M. Maliki avait manifesté lundi son désaccord avec le président américain Barack Obama au sujet de la Syrie, affirmant qu'il ne se sentait pas le droit de réclamer le départ du président Assad comme le fait Washington.

"Je sais que les peuples doivent obtenir leur liberté, exercer leur libre-arbitre, (parvenir à) la démocratie et l'égalité. Nous sommes en faveur de ces droits (...) parce que nous les avons obtenus nous-mêmes", avait affirmé à la presse M. Maliki.

"Mais je n'ai pas le droit de demander à un président de démissionner. Nous ne pouvons pas nous arroger ce droit", avait-il ajouté.

Sur le plan pétrolier, il a révélé avoir tenté de convaincre les dirigeants d'ExxonMobil de renoncer à leur projet d'exploration au Kurdistan.

"Nous avons eu une réunion à Washington avec ExxonMobil et nous avons parlé des contrats (signés avec le gouvernement autonome du Kurdistan) et dont certains se trouvent dans des régions disputées. Et ils ont promis de reconsidérer leur décision", a-t-il confié.

Le 18 octobre, ExxonMobil avait signé avec le gouvernement du Kurdistan un contrat sur l'exploration de six champs pétroliers. Selon le ministère, deux d'entre eux, Bardarash et Alqosh, ne se trouvent pas dans la région autonome du Kurdistan mais dans la province de Ninive, sur un territoire que les Kurdes voudraient annexer à leur région.

En outre, Bagdad ne reconnaît que les accords signés avec le ministère du Pétrole et a jusqu'à présent interdit à toute compagnie pétrolière ayant un contrat avec le Kurdistan de participer à des appels d'offres dans le reste du pays.

Le vice-Premier ministre irakien Hussein Chahristani a récemment sommé le N.1 mondial du pétrole de choisir entre son contrat avec le Kurdistan et celui qu'il a dans le champ pétrolier de Qurna-Ouest (sud).
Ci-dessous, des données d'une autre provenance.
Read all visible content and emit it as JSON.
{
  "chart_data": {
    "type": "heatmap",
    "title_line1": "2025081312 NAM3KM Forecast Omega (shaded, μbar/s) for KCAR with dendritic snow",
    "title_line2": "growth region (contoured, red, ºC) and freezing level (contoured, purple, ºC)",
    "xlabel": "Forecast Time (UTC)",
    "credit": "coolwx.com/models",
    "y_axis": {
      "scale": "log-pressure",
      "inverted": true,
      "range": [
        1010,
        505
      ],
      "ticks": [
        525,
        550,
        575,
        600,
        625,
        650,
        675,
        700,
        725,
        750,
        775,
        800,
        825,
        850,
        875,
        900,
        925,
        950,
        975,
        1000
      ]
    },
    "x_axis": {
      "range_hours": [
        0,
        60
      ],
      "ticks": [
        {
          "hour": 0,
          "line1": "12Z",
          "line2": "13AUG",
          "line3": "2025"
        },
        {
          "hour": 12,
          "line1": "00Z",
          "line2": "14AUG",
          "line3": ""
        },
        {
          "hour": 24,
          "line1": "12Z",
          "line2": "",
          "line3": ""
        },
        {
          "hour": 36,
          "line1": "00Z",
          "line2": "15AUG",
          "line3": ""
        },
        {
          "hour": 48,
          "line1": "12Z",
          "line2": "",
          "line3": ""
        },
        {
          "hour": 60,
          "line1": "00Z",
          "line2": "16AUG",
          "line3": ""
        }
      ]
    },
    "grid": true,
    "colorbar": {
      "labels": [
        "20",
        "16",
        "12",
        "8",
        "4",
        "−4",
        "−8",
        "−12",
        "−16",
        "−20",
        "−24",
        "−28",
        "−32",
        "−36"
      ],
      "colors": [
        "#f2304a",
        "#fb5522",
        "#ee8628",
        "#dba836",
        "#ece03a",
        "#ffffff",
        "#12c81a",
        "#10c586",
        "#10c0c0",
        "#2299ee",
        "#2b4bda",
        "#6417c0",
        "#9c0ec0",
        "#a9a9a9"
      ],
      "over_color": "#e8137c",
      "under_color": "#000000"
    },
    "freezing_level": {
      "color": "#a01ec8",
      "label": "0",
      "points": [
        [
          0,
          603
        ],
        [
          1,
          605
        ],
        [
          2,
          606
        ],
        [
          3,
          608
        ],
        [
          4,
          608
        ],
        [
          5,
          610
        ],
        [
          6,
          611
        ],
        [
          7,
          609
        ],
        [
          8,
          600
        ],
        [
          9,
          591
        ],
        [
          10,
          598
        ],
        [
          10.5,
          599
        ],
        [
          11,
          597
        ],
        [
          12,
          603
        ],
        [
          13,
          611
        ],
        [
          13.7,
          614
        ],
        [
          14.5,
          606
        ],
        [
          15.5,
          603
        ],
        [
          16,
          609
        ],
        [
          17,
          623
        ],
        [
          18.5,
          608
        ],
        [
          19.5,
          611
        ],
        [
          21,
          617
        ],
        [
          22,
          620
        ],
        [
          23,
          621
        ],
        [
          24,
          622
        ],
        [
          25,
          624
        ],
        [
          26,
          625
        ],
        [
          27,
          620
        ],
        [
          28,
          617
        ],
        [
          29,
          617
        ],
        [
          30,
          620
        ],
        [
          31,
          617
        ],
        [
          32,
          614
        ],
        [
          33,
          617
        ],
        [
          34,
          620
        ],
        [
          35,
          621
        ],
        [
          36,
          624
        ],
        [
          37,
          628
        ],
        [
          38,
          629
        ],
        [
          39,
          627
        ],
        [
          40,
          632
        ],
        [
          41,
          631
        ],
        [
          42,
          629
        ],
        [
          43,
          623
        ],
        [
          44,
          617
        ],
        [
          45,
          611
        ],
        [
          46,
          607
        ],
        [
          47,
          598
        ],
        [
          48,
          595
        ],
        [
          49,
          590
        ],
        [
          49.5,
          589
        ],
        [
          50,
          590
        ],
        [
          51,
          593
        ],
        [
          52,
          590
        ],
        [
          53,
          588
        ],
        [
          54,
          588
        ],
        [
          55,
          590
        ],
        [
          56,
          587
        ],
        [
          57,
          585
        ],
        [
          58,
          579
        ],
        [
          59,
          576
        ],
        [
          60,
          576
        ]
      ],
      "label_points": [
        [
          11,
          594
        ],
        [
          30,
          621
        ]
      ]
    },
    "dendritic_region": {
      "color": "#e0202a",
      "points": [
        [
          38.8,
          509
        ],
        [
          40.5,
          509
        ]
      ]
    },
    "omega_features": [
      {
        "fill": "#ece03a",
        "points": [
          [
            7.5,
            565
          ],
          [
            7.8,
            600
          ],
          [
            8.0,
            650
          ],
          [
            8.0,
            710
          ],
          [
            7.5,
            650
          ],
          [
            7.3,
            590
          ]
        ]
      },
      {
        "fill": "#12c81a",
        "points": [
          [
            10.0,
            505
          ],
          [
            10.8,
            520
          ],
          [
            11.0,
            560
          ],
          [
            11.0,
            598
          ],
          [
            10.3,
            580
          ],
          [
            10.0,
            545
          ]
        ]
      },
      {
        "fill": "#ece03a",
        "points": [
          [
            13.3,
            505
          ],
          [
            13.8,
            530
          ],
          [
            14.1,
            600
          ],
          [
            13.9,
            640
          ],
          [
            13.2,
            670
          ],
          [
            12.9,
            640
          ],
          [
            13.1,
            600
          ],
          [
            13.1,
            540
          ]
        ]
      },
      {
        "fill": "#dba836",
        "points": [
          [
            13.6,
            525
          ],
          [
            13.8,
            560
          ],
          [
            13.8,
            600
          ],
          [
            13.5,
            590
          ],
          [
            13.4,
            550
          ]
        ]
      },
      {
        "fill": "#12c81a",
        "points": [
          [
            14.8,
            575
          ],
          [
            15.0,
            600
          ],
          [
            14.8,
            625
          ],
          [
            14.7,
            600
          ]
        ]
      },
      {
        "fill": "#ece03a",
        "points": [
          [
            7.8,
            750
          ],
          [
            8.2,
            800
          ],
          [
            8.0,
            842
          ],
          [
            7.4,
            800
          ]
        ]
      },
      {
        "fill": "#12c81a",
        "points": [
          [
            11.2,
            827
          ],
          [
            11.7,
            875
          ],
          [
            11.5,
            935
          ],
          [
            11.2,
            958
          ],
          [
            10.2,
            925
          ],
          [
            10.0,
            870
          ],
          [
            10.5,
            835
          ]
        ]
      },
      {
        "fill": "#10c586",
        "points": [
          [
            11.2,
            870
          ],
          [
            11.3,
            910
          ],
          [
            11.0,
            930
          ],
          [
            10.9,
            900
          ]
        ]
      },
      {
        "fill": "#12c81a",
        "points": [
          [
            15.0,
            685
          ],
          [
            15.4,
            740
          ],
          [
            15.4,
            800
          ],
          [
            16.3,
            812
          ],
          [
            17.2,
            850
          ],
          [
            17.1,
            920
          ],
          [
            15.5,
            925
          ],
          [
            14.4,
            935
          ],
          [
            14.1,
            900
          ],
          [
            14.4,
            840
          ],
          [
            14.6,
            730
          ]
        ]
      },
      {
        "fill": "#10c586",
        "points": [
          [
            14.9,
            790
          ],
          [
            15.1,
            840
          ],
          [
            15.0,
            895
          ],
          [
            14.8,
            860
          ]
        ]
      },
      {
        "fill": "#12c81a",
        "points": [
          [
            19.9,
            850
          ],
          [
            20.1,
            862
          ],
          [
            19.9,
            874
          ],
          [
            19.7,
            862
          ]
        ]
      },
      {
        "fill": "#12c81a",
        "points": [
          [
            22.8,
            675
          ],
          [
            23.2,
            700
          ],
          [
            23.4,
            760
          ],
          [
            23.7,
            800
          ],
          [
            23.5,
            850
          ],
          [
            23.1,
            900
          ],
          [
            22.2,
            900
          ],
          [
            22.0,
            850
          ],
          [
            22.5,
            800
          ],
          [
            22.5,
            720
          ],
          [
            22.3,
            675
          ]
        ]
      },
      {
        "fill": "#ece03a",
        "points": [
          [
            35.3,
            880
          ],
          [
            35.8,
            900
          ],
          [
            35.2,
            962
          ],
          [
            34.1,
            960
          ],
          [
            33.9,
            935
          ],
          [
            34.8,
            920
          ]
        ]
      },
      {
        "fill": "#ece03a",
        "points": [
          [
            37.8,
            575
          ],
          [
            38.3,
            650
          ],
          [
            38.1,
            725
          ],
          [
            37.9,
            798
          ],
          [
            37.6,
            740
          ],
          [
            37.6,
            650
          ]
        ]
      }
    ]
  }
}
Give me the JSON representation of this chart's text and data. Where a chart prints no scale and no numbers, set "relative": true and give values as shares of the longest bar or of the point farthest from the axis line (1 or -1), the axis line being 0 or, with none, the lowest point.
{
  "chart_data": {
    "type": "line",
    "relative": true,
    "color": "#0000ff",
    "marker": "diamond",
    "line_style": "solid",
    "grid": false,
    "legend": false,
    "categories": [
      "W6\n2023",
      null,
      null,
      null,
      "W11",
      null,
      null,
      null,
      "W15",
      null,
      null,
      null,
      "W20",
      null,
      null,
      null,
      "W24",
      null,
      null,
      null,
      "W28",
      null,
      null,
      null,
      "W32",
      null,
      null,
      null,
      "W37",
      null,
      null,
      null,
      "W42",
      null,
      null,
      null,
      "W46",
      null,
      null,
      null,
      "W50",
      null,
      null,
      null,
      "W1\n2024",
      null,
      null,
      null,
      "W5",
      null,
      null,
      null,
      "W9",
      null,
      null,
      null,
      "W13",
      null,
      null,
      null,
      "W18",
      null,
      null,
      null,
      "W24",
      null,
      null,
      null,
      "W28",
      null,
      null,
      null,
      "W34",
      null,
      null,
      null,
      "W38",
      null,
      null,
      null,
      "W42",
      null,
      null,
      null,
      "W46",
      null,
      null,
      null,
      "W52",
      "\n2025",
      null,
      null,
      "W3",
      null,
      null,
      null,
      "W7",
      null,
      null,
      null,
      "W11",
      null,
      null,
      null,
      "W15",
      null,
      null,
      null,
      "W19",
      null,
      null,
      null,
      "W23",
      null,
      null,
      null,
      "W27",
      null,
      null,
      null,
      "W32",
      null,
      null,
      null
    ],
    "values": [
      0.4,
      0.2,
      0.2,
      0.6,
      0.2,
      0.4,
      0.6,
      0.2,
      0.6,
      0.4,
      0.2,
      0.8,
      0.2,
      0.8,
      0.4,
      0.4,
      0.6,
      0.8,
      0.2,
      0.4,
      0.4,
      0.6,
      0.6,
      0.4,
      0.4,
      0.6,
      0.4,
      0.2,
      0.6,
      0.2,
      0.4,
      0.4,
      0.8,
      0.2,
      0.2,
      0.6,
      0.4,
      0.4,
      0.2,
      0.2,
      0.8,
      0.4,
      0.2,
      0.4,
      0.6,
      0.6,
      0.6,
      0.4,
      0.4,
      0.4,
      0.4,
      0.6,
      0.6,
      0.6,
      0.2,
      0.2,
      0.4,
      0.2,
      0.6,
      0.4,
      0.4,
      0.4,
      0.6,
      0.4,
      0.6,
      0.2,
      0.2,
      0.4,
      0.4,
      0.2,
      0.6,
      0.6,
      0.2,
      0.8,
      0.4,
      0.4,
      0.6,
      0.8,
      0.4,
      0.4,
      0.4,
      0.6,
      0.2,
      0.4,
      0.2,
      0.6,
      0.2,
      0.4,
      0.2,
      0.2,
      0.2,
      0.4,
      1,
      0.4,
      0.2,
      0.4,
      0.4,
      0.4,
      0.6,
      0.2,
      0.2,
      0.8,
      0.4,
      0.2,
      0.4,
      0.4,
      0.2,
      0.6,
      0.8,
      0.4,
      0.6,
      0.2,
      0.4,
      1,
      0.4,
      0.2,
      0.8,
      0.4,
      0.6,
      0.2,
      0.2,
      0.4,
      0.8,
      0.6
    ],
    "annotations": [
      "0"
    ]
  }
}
ExxonMobil y produit environ 370.000 barils par jour avec la compagnie anglo-néerlandaise Shell. Qurna-Ouest est le deuxième plus grand champ d'Irak avec des réserves estimées à 8,5 milliards de barils, situé dans le sud du pays.

Il a par ailleurs refusé de retarder la décision de fermer d'ici à la fin de l'année le camp d'Achraf, qui abrite quelque 3.300 réfugiés iraniens hostiles au régime de Téhéran.

"La décision que nous avons prise n'est pas réversible, d'autant que cette organisation n'a pas accepté la visite d'un représentant de l'ONU dans le camp d'Achraf et refusé le plan de l'ONU. Il s'agit d'un gang criminel, et nous ne pouvons pas lui permettre de rester ici", a-t-il ajouté.

Des négociations sont en cours depuis plusieurs semaines entre l'ONU et les autorités irakiennes pour trouver un dénouement pacifique à la crise.

Enfin M. Maliki a dénié tout rôle aux insurgés dans le retrait américain. "La résistance a modifié son rôle pour ne commettre que des meurtres et être partie prenante au conflit confessionnel", entre sunnites et chiites dont le pic a été atteint en 2006 et 2007.

"Cela ne me pose pas de problème de voir les habitants de Fallouja ou d'ailleurs exprimer leur joie, ni des parties revendiquer leur participation au retrait américain, mais en réalité c'est la diplomatie irakienne et les négociations qui sont les principales raisons ayant permis le retrait total des Américains".